El primero de los dos alienados en cuestión fué nadie menos que el primer ministro, Lord Chatham. El Conde de Chatham llegó a ser primer ministro en 1766, en una época de muchas dificultades y peligros para el porvenir de su país. En 1767 se enfermó tan seriamente de gota que cuando pudo volver a sus tareas, podía apenas mover sus extremidades. Poco después sus amigos notaron un curioso cambio en su modo de ser: se mostró, para usar las palabras del historiador Trevelyan "atacado por una enfermedad rara y misteriosa. Los nervios le fallaron; se tornó completamente incapaz para las transacción de asuntos públicos, y, encerrándose en su propia casa, se negó a admitir visitas y abrir los expedientes oficiales. En vano le pidieron sus colegas más íntimos una entrevista de una hora. Cuando avanzó la primavera se retiró a una casa de Hamstead y allí pudo de vez en cuando tomar aire en el campo. Pero permaneció todavía completamente inaccesible para sus amigos". En efecto, para usar ahora las palabras de su cuñado, Mr. Grenville, su estado de salud era "seguramente lo más bajo y débil que la mente o el cuerpo pueden llegar a alcanzar. Todo el día está sentado recostado sobre sus manos que reposan sobre la mesa; no permite a nadie quedarse en el cuarto; cuando quiere algo, golpea; y después de haber comunicado sus deseos, da una señal muda de retirarse a la persona que lo atendió". En el verano de 1767 el Conde de Chatham se fué a Bath y en diciembre a su propiedad campestre de Hayes. Sin embargo, no prosperó la mejoría que se había notado en su estado a fines de este año, y en octubre de 1768 tuvo que renunciar a su alto cargo. Fué en 1775, vale decir a los 8 años de enfermarse, que el Conde de Chatham pudo volver a la tribuna pública; y entonces permaneció sano y en completo dominio de sus brillantes dotes intelectuales hasta el fin de sus días.

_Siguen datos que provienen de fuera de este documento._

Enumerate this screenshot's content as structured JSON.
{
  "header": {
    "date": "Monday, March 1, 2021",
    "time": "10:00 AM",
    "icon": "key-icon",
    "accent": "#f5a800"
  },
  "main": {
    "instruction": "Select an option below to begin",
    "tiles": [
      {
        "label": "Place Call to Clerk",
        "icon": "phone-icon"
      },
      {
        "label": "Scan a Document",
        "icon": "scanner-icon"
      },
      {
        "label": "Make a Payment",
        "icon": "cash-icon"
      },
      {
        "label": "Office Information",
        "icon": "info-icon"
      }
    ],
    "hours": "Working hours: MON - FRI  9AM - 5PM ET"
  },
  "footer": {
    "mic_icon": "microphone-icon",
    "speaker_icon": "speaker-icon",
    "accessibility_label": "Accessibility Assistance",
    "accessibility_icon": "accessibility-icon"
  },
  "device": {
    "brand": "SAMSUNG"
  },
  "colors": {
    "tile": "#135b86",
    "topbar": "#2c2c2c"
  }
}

Mucho más sensacional aún fué el segundo de los dos casos en cuestión: en 1788 se llegó a saber que el mismo rey Jorge III se había enajenado. En realidad, Jorge ya había tenido un breve ataque de locura en 1765. Pero entonces fué posible ocultar el hecho al pueblo. En 1788, sin embargo, se trataba de un ataque muy serio, y, ene efecto, ya no había mejoría y el rey quedó en estado de alienación hasta su muerte, en 1820. En un pueblo tan fuertemente monárquico como el inglés, la enfermedad del rey causó un revuelo muy grande, pero lo que provocó una verdadera ola de indignación fué la información (debida a una investigación parlamentaria) de que el rey fué frecuentemente atado por sus guardianes, y que éstos no vacilaron siquiera en pegarle hasta dejarlo "flat as flounder", "chato como un lenguado" como dice en su lenguaje plástico un cronista de la época.
Sin duda, una gran parte de la opinión pública pedía y esperaba una reforma. Lo único que faltaba, era el reformador. Mas, es un hecho curioso y muy significativo de que éste no se halló entre los ilustres médicos de la gran metrópoli esclarecida de Londres, sino entre los simples ciudadanos de una pequeña ciudad provincial: el hombre que revolucionó la asistencia psiquiátrica en Inglaterra, fue, en efecto, un comerciante de té de York, William Tuke.
Tuke provino de una familia perteneciente a la secta de los cuáqueros y se educó en la enseñanza de esta congregación religiosa, famosa desde sus principios hasta el día de hoy por su ejemplar espíritu caritativo. No sabemos mucho sobre su juventud; pero podemos asumir que desde muy temprano oyera de la obligación de ayudar al prójimo, y hasta es posible que hubiera escuchado discusiones sobre la triste suerte que corrían los alienados. Es un hecho, de todas maneras, que los cuáqueros se ocuparon más de una vez del problema de la alienación, y hay protocolos acerca de proyectos concretos, acerca del establecimiento de asilos de 1671 en Inglaterra y de 1709 en Estados Unidos.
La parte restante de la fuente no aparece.